My own contribution to a panel moderated by Ion Global's Wei-Tai Kwok was a presentation on key legal issues in China for online content and e-commerce strategies. I addressed three important groupings of legal issues in the PRC: (1) online compliance, outlining important licenses, registrations and “web scrubbing” issues (such as advertising, consumer protection and privacy/data protection) for informational web sites and e-commerce providers, (2) enforcement of online agreements in China, including digital contracts and clickwraps, and (3) governing law and dispute resolution – should online agreements specify Chinese or foreign law and Chinese or foreign courts or arbitration?

Cross-border online issues have fit well with our law practice’s focus on providing cross-border market entry and transactions legal advice to companies entering multiple countries.

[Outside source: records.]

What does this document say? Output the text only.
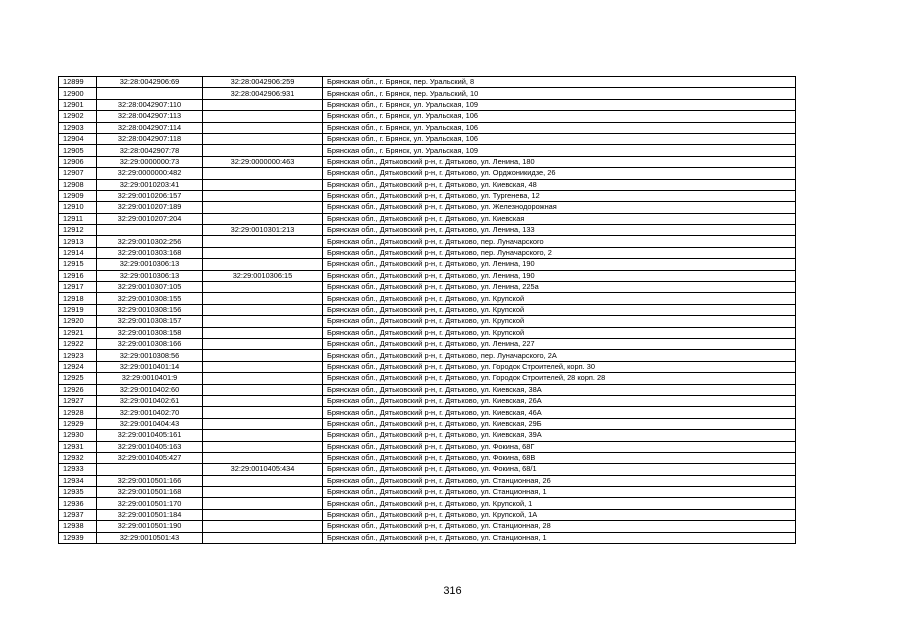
12899	32:28:0042906:69	32:28:0042906:259	Брянская обл., г. Брянск, пер. Уральский, 8
12900		32:28:0042906:931	Брянская обл., г. Брянск, пер. Уральский, 10
12901	32:28:0042907:110		Брянская обл., г. Брянск, ул. Уральская, 109
12902	32:28:0042907:113		Брянская обл., г. Брянск, ул. Уральская, 106
12903	32:28:0042907:114		Брянская обл., г. Брянск, ул. Уральская, 106
12904	32:28:0042907:118		Брянская обл., г. Брянск, ул. Уральская, 106
12905	32:28:0042907:78		Брянская обл., г. Брянск, ул. Уральская, 109
12906	32:29:0000000:73	32:29:0000000:463	Брянская обл., Дятьковский р-н, г. Дятьково, ул. Ленина, 180
12907	32:29:0000000:482		Брянская обл., Дятьковский р-н, г. Дятьково, ул. Орджоникидзе, 26
12908	32:29:0010203:41		Брянская обл., Дятьковский р-н, г. Дятьково, ул. Киевская, 48
12909	32:29:0010206:157		Брянская обл., Дятьковский р-н, г. Дятьково, ул. Тургенева, 12
12910	32:29:0010207:189		Брянская обл., Дятьковский р-н, г. Дятьково, ул. Железнодорожная
12911	32:29:0010207:204		Брянская обл., Дятьковский р-н, г. Дятьково, ул. Киевская
12912		32:29:0010301:213	Брянская обл., Дятьковский р-н, г. Дятьково, ул. Ленина, 133
12913	32:29:0010302:256		Брянская обл., Дятьковский р-н, г. Дятьково, пер. Луначарского
12914	32:29:0010303:168		Брянская обл., Дятьковский р-н, г. Дятьково, пер. Луначарского, 2
12915	32:29:0010306:13		Брянская обл., Дятьковский р-н, г. Дятьково, ул. Ленина, 190
12916	32:29:0010306:13	32:29:0010306:15	Брянская обл., Дятьковский р-н, г. Дятьково, ул. Ленина, 190
12917	32:29:0010307:105		Брянская обл., Дятьковский р-н, г. Дятьково, ул. Ленина, 225а
12918	32:29:0010308:155		Брянская обл., Дятьковский р-н, г. Дятьково, ул. Крупской
12919	32:29:0010308:156		Брянская обл., Дятьковский р-н, г. Дятьково, ул. Крупской
12920	32:29:0010308:157		Брянская обл., Дятьковский р-н, г. Дятьково, ул. Крупской
12921	32:29:0010308:158		Брянская обл., Дятьковский р-н, г. Дятьково, ул. Крупской
12922	32:29:0010308:166		Брянская обл., Дятьковский р-н, г. Дятьково, ул. Ленина, 227
12923	32:29:0010308:56		Брянская обл., Дятьковский р-н, г. Дятьково, пер. Луначарского, 2А
12924	32:29:0010401:14		Брянская обл., Дятьковский р-н, г. Дятьково, ул. Городок Строителей, корп. 30
12925	32:29:0010401:9		Брянская обл., Дятьковский р-н, г. Дятьково, ул. Городок Строителей, 28 корп. 28
12926	32:29:0010402:60		Брянская обл., Дятьковский р-н, г. Дятьково, ул. Киевская, 38А
12927	32:29:0010402:61		Брянская обл., Дятьковский р-н, г. Дятьково, ул. Киевская, 26А
12928	32:29:0010402:70		Брянская обл., Дятьковский р-н, г. Дятьково, ул. Киевская, 46А
12929	32:29:0010404:43		Брянская обл., Дятьковский р-н, г. Дятьково, ул. Киевская, 29Б
12930	32:29:0010405:161		Брянская обл., Дятьковский р-н, г. Дятьково, ул. Киевская, 39А
12931	32:29:0010405:163		Брянская обл., Дятьковский р-н, г. Дятьково, ул. Фокина, 68Г
12932	32:29:0010405:427		Брянская обл., Дятьковский р-н, г. Дятьково, ул. Фокина, 68В
12933		32:29:0010405:434	Брянская обл., Дятьковский р-н, г. Дятьково, ул. Фокина, 68/1
12934	32:29:0010501:166		Брянская обл., Дятьковский р-н, г. Дятьково, ул. Станционная, 26
12935	32:29:0010501:168		Брянская обл., Дятьковский р-н, г. Дятьково, ул. Станционная, 1
12936	32:29:0010501:170		Брянская обл., Дятьковский р-н, г. Дятьково, ул. Крупской, 1
12937	32:29:0010501:184		Брянская обл., Дятьковский р-н, г. Дятьково, ул. Крупской, 1А
12938	32:29:0010501:190		Брянская обл., Дятьковский р-н, г. Дятьково, ул. Станционная, 28
12939	32:29:0010501:43		Брянская обл., Дятьковский р-н, г. Дятьково, ул. Станционная, 1
316
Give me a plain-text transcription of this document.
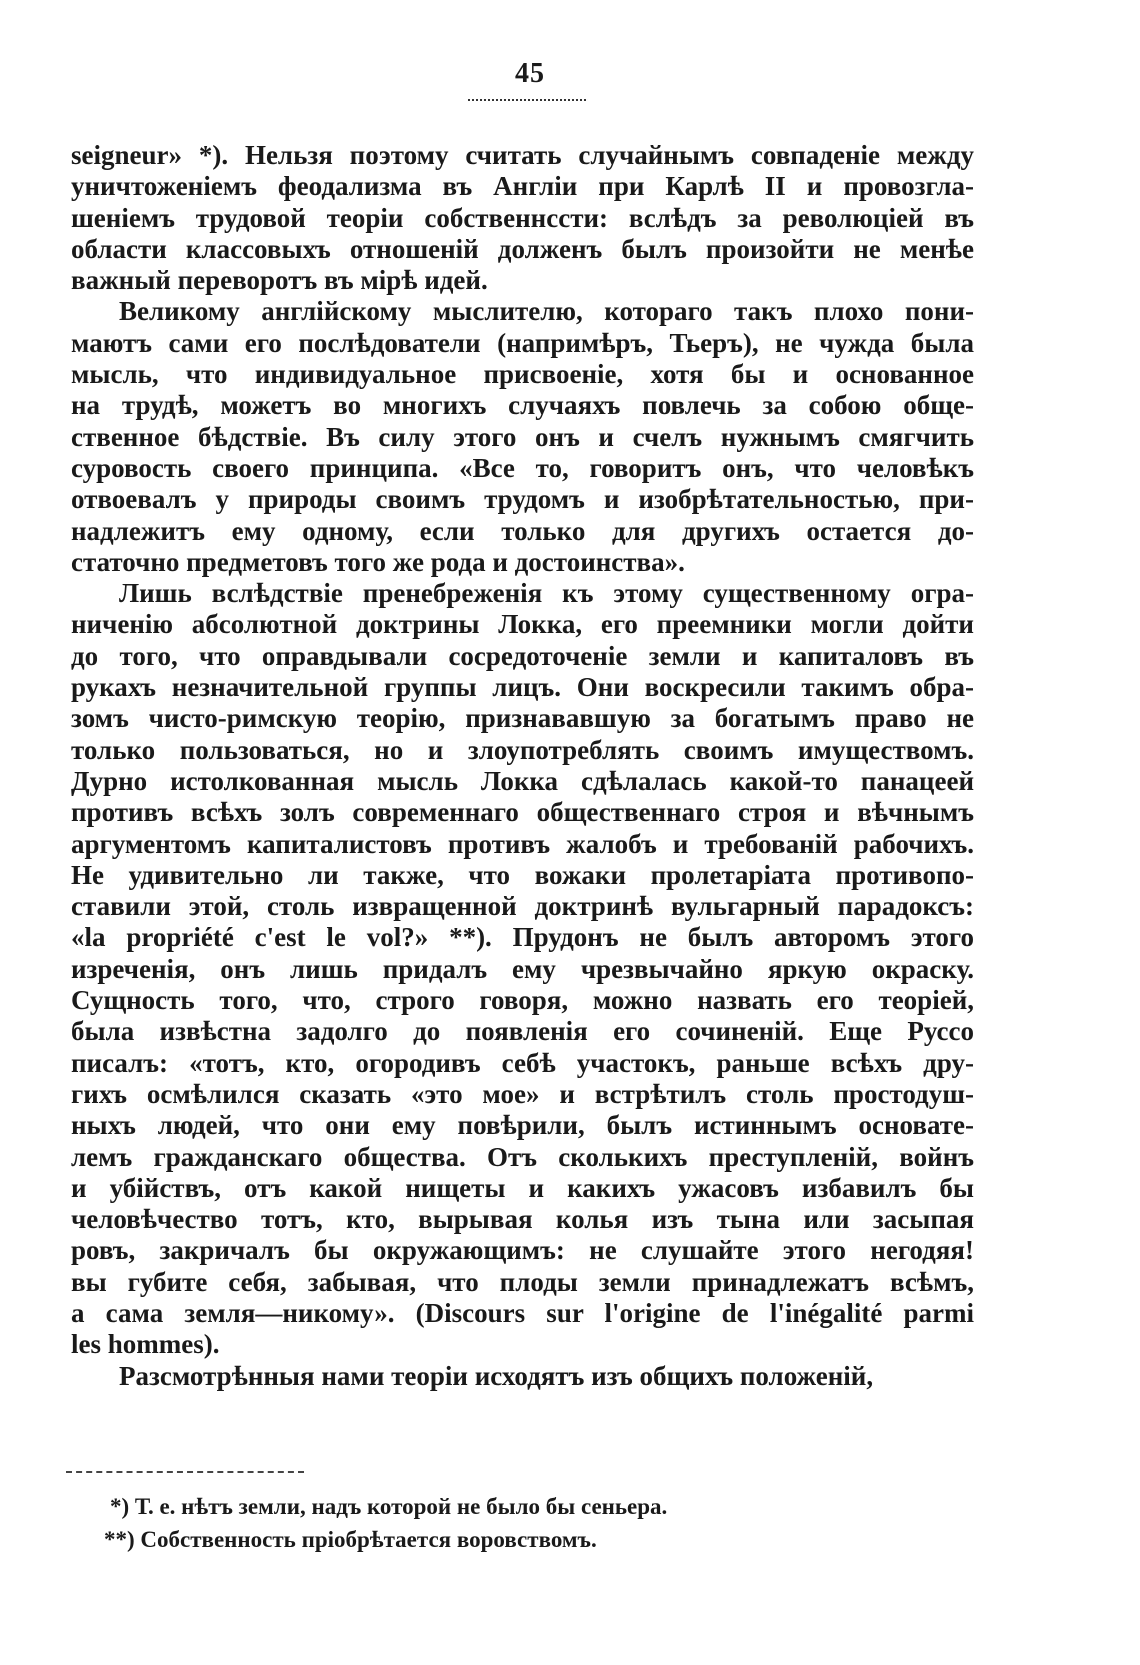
45
seigneur» *). Нельзя поэтому считать случайнымъ совпаденіе между
уничтоженіемъ феодализма въ Англіи при Карлѣ II и провозгла-
шеніемъ трудовой теоріи собственнсcти: вслѣдъ за революціей въ
области классовыхъ отношеній долженъ былъ произойти не менѣе
важный переворотъ въ мірѣ идей.
Великому англійскому мыслителю, котораго такъ плохо пони-
маютъ сами его послѣдователи (напримѣръ, Тьеръ), не чужда была
мысль, что индивидуальное присвоеніе, хотя бы и основанное
на трудѣ, можетъ во многихъ случаяхъ повлечь за собою обще-
ственное бѣдствіе. Въ силу этого онъ и счелъ нужнымъ смягчить
суровость своего принципа. «Все то, говоритъ онъ, что человѣкъ
отвоевалъ у природы своимъ трудомъ и изобрѣтательностью, при-
надлежитъ ему одному, если только для другихъ остается до-
статочно предметовъ того же рода и достоинства».
Лишь вслѣдствіе пренебреженія къ этому существенному огра-
ниченію абсолютной доктрины Локка, его преемники могли дойти
до того, что оправдывали сосредоточеніе земли и капиталовъ въ
рукахъ незначительной группы лицъ. Они воскресили такимъ обра-
зомъ чисто-римскую теорію, признававшую за богатымъ право не
только пользоваться, но и злоупотреблять своимъ имуществомъ.
Дурно истолкованная мысль Локка сдѣлалась какой-то панацеей
противъ всѣхъ золъ современнаго общественнаго строя и вѣчнымъ
аргументомъ капиталистовъ противъ жалобъ и требованій рабочихъ.
Не удивительно ли также, что вожаки пролетаріата противопо-
ставили этой, столь извращенной доктринѣ вульгарный парадоксъ:
«la propriété c'est le vol?» **). Прудонъ не былъ авторомъ этого
изреченія, онъ лишь придалъ ему чрезвычайно яркую окраску.
Сущность того, что, строго говоря, можно назвать его теоріей,
была извѣстна задолго до появленія его сочиненій. Еще Руссо
писалъ: «тотъ, кто, огородивъ себѣ участокъ, раньше всѣхъ дру-
гихъ осмѣлился сказать «это мое» и встрѣтилъ столь простодуш-
ныхъ людей, что они ему повѣрили, былъ истиннымъ основате-
лемъ гражданскаго общества. Отъ сколькихъ преступленій, войнъ
и убійствъ, отъ какой нищеты и какихъ ужасовъ избавилъ бы
человѣчество тотъ, кто, вырывая колья изъ тына или засыпая
ровъ, закричалъ бы окружающимъ: не слушайте этого негодяя!
вы губите себя, забывая, что плоды земли принадлежатъ всѣмъ,
а сама земля—никому». (Discours sur l'origine de l'inégalité parmi
les hommes).
Разсмотрѣнныя нами теоріи исходятъ изъ общихъ положеній,
*) Т. е. нѣтъ земли, надъ которой не было бы сеньера.
**) Собственность пріобрѣтается воровствомъ.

As we have been seeing from the days of our first “cross-border web compliance” white papers and advisory projects 6 years ago (we were the legal compliance partners to a few of Silicon Valley’s early entrants into the cross-border online “localization” drive), while China shares many issues in common with other countries in Asia, Europe, Latin America and elsewhere, there are surely some twists.

Yes, content is carefully controlled in China, and I would not recommend testing this through ignorance of the political, religious, social and related standards. Sites are taken down with some regularity, and we are all aware of the challenges of Microsoft, Yahoo! and other companies in China. Of even more importance to the average corporate strategy, operating licenses and approvals tend to be more significant in China than in other countries and a range of local (Beijing, Shanghai, Guangdong, etc.) and national law is often difficult to interpret with the specificity that companies may be used to in the US. (Though China has no monopoly on open-ended legal provisions and selective enforcement - welcome to the realities of international expansion!)

For example, “Internet content providers,” – most companies providing information on their web sites whether or not they engage in e-commerce – must either obtain a license for their web site or at least register the site with PRC authorities. Such a requirement surely applies if a company has obtained a local “.cn” domain name and there is some uncertainty for companies which otherwise have business activities in the PRC and are targeting mainland Chinese users through their web sites.

One of the lessons of experienced companies at this conference, which was sponsored by the Localization Institute, is that careful “localization” of web site content pays off. This is partly a matter of the enormous investment in content management tools for rolling-out thousands of pages of online content in multiple countries. When Carly Fiorina resigns from HP, how is the content of 67 country web-sites changed before the press can even react to the morning news? (Marcia from HP had a good war story on this one.) How does a company avoid too much in-country control of web content with a dilution of the corporate brand through inconsistent local versions of a web site yet build local goodwill while avoiding damaging cultural gaffs? A combination of software “content management” and machine translation is coupled with the art of human translation. Language itself must be accompanied by the critical component of “culturalizing” the web content to more fully connect with local users.

Whatever the level of enforcement risk for violating local laws, whether due to actions of local authorities or individual user actions, a company’s branding and corporate reputation is also at stake unless it takes the online legal environment as seriously as it does its more traditional joint venture, licensing, agency/distribution and other global compliance obligations. We see this as one of the important international lawyering challenges of the next several years and are privileged to be playing a part as the cross-border ground rules begin to take form.